Hasbro’s Digital Push Not Enough to Offset Consumer Belt-Tightening on Nonessentials

Hasbro

Hasbro may be seeing digital growth via its gaming business, but as consumers buy fewer nice-to-have products, the toys and games company continues to struggle.

The Rhode Island-based company shared in its fourth quarter and full year 2023 financial results that it saw a 10% year-over-year revenue increase in its “Wizards of the Coast and Digital Gaming Segment” for the year, but this digital growth came amid a 15% decline in revenue overall.

“Our investments in digital and digital gaming are foundational to the future of the company,” Hasbro CEO and director Chris Cocks told analysts on a call. “It is something we have been investing in for the last seven years. It is something that I think you should anticipate that we will at least maintain if not grow over the next three to five years. It is going to be a material source of value creation, particularly in the game side of our business moving forward.”

Additionally, the company noted in a presentation shared with analysts that it intends to “drive new growth through direct to consumer [D2C] and licensing.”

Indeed, digital channels are becoming increasingly key for brands that sell nice-to-haves when it comes to reaching consumers, as shoppers cut down on the number of nonessential purchases they are willing to make amid ongoing economic pressures. The PYMNTS Intelligence report “Consumer Inflation Sentiment Report: Consumers Cut Back by Trading Down,” which is based on a survey of more than 2,000 U.S. consumers, reveals that 69% have reduced nonessential spending on retail products specifically because of high inflation. Plus, 41% of retail shoppers say this has been the most significant change to their shopping habits.
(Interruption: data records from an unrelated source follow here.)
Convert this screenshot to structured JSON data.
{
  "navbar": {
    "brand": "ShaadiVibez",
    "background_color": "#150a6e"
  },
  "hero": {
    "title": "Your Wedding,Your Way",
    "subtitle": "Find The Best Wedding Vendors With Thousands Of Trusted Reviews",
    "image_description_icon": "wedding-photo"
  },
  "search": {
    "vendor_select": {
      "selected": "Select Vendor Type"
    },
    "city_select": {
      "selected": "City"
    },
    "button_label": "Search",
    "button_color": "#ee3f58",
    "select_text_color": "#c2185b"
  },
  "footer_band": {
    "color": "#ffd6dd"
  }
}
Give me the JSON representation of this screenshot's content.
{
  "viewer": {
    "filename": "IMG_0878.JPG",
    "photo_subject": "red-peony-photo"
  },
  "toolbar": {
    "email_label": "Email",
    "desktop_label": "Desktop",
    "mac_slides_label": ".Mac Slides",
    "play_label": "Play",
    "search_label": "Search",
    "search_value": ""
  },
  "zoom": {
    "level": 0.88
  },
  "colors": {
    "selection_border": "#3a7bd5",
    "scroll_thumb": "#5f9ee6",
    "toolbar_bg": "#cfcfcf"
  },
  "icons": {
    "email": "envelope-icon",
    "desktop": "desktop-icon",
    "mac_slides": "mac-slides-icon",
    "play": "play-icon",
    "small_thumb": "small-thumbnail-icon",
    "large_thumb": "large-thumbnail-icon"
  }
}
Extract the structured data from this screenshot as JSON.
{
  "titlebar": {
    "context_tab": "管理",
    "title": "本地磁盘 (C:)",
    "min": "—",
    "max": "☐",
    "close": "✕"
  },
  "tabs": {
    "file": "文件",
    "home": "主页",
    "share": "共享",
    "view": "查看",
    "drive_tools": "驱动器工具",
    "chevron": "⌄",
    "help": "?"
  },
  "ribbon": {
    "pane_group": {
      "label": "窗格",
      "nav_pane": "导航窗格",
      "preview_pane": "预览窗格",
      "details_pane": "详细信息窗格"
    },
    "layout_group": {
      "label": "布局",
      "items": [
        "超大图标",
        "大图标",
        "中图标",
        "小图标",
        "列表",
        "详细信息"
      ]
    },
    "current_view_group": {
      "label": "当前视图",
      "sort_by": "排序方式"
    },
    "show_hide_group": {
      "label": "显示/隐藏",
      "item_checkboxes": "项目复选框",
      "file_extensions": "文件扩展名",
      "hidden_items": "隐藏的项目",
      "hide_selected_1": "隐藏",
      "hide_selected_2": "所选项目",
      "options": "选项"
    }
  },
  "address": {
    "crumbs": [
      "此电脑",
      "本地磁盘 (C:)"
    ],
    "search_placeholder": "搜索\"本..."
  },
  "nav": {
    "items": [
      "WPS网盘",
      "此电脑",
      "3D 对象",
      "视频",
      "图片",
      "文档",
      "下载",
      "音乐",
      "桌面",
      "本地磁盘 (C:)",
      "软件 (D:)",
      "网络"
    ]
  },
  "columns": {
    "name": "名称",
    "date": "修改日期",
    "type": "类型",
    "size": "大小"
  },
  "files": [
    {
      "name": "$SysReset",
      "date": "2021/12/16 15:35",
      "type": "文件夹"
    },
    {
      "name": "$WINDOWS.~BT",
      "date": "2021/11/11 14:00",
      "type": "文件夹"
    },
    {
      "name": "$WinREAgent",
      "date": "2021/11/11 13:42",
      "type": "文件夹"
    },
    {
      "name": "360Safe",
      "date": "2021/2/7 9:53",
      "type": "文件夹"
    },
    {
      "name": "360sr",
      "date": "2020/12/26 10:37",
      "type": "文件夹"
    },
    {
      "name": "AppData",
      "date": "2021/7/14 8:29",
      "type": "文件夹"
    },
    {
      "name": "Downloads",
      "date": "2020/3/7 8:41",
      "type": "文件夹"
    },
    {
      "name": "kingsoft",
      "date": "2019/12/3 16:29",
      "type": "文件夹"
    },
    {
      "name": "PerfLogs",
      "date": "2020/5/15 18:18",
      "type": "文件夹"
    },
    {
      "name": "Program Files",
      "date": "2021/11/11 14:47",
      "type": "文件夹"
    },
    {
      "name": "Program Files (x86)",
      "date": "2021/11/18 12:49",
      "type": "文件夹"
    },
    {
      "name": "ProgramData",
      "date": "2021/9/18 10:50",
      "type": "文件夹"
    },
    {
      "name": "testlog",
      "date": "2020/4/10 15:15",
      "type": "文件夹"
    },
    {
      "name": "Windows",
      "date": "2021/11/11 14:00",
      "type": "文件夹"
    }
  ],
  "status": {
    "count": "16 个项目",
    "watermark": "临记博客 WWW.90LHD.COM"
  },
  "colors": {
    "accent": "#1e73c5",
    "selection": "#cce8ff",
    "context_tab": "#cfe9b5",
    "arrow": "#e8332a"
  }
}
Additionally, consumers’ economic worries are continuing into the future. PYMNTS Intelligence’s recent study “New Reality Check: The Paycheck-to-Paycheck Report: The Pessimism About Pay Rises Offsets the Effect of Falling Inflation,” which draws from a census-balanced survey of more than 4,300 U.S. consumers, finds that 83% are at least somewhat concerned about current and near-future economic conditions.

In fact, even toys and games brands that continue to see strength in their consumer products segments are looking to digital channels to keep customers engaged as shopping behaviors shift. Take, for instance, Mattel, which has had a banner year. The Hasbro rival shared on its most recent earnings call that its push towards “advancing eCommerce and B2C” is a key part of its plan to boost the performance of its toy business overall, according to chairman and CEO Ynon Kreiz.

Certainly, many consumers are engaging with brands digitally. The PYMNTS Intelligence study “Consumer Interest in an Everyday App,” created in collaboration with PayPal, revealed that, of the 61% of U.S. consumers who had shopped for a non-grocery retail product in the previous month, 72% did so via connected device at least some of the time.

Plus, there is strong demand for D2C options, especially among, for instance, the millennials who might be buying products for their children. The PYMNTS Intelligence report “The Online Features Driving Consumers to Shop With Brands, Retailers or Marketplaces,” created in collaboration with Adobe, found that 1 in 3 millennials definitely or probably prefers a brand’s own online store over a merchant’s, above the 28% of the population as a whole that said the same.